Die Worte des Direktors des Copernicus-Klimawandeldienstes Carlo Buontempo wenige Tage nach der UN-Konferenz in Dubai:„Ich habe gehofft, dass es eine Chance für die Öl produzierenden Länder sein könnte, aber ich sehe keine ermutigenden Anzeichen.“

Morgen, am 30. November, findet in Dubai in den Vereinigten Arabischen Emiraten die Cop28, die achtundzwanzigste Ausgabe des jährlichen Treffens, an dem alle Länder teilnehmen, die das UN-Rahmenübereinkommen über Klimaänderungen ratifiziert haben.Zwischen unerwarteten Abwesenheiten (beginnend mit der des amerikanischen Präsidenten Joe Biden) und Kontroversen über das Gastgeberland beginnt die Konferenz mit noch geringeren Erwartungen als üblich.„Ich denke, es wird die x-te Konferenz sein, auf der keine Einigung über Emissionen erzielt wird, daher erwarte ich keine großartigen Ergebnisse“, gesteht er Offen Carlo Buontempo, Direktor des Klimaschutzdienstes des europäischen Copernicus-Programms.Er wird in den nächsten Tagen auch zur COP28 in Dubai sein, nicht um persönlich an den Verhandlungen teilzunehmen, sondern um Copernicus-Daten und Beobachtungen in die Konferenzpavillons zu bringen.

Am 17. und 18. November überschritt die globale Erwärmung laut Copernicus-Daten erstmals die 2°C-Marke im Vergleich zur vorindustriellen Zeit.Sollten wir das 1,5°C-Ziel des Pariser Abkommens bereits als verloren betrachten?

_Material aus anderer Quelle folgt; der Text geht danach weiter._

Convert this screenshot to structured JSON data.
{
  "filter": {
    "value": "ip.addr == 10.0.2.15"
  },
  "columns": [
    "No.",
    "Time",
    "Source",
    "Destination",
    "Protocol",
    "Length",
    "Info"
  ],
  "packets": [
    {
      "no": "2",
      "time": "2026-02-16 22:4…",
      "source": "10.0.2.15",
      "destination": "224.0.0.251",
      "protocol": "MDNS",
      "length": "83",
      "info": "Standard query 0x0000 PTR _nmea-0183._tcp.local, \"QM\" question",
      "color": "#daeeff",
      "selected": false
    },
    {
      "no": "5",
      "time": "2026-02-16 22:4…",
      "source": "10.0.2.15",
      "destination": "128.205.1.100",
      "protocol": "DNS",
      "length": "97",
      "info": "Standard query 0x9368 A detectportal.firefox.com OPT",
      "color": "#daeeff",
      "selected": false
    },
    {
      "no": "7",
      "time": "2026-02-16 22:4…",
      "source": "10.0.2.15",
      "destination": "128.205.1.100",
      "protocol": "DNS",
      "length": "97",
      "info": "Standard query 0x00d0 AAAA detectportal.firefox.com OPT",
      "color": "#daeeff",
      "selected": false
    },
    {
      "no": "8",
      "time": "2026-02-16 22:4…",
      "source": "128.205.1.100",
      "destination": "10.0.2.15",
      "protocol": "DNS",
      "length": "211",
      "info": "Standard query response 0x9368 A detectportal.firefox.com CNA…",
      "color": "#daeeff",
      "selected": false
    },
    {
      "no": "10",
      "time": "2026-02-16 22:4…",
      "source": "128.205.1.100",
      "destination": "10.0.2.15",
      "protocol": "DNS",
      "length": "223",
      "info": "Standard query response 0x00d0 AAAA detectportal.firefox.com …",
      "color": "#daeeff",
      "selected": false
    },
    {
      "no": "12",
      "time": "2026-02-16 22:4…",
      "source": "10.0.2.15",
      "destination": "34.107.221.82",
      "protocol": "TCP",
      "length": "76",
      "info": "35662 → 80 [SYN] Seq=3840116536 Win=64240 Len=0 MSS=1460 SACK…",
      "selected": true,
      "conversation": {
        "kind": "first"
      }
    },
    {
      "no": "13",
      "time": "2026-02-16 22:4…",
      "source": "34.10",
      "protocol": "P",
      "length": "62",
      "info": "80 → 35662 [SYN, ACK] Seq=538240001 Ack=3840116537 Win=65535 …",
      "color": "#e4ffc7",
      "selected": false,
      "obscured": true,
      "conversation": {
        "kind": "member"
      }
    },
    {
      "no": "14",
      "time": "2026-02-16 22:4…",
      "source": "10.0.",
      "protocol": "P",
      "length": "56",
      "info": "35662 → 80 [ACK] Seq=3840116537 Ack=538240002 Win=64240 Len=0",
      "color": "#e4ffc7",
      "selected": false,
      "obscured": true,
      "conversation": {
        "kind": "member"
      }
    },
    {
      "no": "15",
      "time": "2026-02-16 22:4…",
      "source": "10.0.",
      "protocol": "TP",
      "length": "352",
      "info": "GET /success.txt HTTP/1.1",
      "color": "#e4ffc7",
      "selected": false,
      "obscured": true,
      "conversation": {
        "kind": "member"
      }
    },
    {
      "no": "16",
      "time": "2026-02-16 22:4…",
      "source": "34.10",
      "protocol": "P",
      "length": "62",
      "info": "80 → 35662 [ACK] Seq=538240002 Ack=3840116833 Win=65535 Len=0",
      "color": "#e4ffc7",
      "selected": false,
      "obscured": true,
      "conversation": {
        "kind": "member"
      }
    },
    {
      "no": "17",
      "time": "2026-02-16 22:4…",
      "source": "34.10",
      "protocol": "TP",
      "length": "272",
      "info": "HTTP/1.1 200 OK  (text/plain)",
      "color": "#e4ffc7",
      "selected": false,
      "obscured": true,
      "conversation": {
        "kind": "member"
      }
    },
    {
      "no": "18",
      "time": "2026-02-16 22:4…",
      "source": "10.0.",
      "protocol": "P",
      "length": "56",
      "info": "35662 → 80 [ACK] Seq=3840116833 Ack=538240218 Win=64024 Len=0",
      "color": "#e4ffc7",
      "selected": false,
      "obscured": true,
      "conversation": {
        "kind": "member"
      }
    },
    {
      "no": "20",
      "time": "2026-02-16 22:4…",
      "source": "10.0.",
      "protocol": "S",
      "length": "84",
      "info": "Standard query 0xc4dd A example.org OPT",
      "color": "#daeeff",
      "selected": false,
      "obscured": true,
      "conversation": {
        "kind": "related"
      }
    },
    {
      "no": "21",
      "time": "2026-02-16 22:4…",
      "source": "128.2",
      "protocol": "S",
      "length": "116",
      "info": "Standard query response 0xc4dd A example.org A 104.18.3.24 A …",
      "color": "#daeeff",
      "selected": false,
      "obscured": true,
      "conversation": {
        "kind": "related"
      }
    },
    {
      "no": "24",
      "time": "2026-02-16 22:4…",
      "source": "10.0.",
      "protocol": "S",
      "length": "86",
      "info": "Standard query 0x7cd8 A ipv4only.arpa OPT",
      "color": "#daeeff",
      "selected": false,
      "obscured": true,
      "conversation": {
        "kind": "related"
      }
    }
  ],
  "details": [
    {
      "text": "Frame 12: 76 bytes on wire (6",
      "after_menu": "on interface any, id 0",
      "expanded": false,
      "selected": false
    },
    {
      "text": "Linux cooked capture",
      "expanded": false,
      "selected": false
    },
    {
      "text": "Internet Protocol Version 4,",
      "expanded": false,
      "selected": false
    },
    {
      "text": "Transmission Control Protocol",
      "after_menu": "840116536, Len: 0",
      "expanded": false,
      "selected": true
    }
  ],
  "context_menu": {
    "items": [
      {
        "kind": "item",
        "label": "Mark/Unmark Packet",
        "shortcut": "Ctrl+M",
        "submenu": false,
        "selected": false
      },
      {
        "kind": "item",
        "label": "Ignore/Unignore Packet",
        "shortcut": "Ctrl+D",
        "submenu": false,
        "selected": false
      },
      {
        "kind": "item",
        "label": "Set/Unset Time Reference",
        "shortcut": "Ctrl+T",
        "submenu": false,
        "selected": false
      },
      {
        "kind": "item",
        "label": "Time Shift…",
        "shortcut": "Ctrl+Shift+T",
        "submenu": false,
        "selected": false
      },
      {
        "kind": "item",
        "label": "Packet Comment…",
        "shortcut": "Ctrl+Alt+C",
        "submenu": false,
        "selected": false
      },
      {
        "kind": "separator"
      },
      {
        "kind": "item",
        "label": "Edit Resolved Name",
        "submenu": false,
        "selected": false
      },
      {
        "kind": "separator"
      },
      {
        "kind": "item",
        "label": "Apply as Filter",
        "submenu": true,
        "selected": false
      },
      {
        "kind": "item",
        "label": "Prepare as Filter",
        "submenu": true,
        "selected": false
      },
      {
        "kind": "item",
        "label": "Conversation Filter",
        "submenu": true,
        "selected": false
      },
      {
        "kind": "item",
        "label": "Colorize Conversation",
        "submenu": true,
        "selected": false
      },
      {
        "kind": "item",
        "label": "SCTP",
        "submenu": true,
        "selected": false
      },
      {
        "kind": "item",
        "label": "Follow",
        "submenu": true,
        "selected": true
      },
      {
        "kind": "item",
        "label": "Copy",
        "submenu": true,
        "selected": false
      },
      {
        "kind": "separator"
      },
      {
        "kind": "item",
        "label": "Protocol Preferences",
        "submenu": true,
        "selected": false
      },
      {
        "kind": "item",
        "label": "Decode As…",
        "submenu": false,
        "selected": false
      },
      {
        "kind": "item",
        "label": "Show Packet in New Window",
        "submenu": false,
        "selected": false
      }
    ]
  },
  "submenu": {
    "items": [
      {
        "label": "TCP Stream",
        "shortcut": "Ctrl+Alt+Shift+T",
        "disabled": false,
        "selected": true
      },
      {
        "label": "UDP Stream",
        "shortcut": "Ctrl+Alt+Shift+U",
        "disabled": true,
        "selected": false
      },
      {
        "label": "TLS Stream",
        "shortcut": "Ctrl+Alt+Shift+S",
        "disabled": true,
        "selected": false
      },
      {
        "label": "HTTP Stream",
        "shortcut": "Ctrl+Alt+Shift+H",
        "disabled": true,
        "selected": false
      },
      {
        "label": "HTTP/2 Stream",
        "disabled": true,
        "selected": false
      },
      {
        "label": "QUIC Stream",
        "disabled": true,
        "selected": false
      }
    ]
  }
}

„Es stimmt zwar, dass wir im Vergleich zur vorindustriellen Zeit zum ersten Mal diese Schwelle von 2°C überschritten haben, aber das ist ein täglicher Wert.“Die Daten, auf die sich das Pariser Abkommen bezieht, sind Durchschnittswerte über zwanzig Jahre oder länger, es handelt sich also um zwei verschiedene Dinge.Allerdings ist es wahr, dass wir wöchentlich, monatlich oder sogar jährlich der Überschreitung dieser 1,5°C-Schwelle näher kommen.Ich glaube nicht, dass es viele Klimaforscher gibt, die glauben, dass wir die Erwärmung dauerhaft unter anderthalb Grad halten können.Wir gehen derzeit davon aus, dass dieser Schwellenwert etwa zwischen 2034 und 2035 überschritten wird, und wir können nicht viel tun, um dies zu verhindern.Die eigentliche Diskussion ist eine andere:Wenn wir diese Schwelle einmal überschritten haben, können wir sie in den folgenden Jahrzehnten wieder unterschreiten?Die Antwort hängt weitgehend von unserer Fähigkeit ab, so schnell wie möglich zu dekarbonisieren und null Emissionen zu erreichen.“

Die Europäische Union hat sich in den letzten Jahren international durch ihre ehrgeizigste Klimapolitik etabliert.Wie bewerten Sie die bisherigen Maßnahmen und woran muss noch gearbeitet werden?

„Europa ist an allen Fronten der Klimapolitik schnell und organisiert vorgegangen:Milderung, Anpassung und auch Beobachtung.Copernicus ist unter diesem Gesichtspunkt ein weltweit einzigartiges Programm.Gleichzeitig hat sich Europa nicht genug bewegt.Wenn das Ziel darin besteht, null Emissionen zu erreichen, ist der Aufwand zwar lobenswert, reicht aber nicht aus.Es gibt viel zu tun und mit jedem Jahr wird das Spiel komplizierter.Es ist nicht meine Aufgabe, Politikern vorzuschreiben, was sie tun sollen, aber die Physik ist klar:Um die Temperatur zu stabilisieren, müssen wir null Emissionen erreichen.Und je mehr wir weiterhin Treibhausgase in die Atmosphäre einbringen, desto vertikaler wird das erforderliche Abnahmeprofil sein, um unter den von uns genannten Schwellenwerten zu bleiben.“

Befürchten Sie, dass wir mit einem Mehrheitswechsel bei der nächsten Europawahl Rückschritte in der Klimapolitik machen könnten?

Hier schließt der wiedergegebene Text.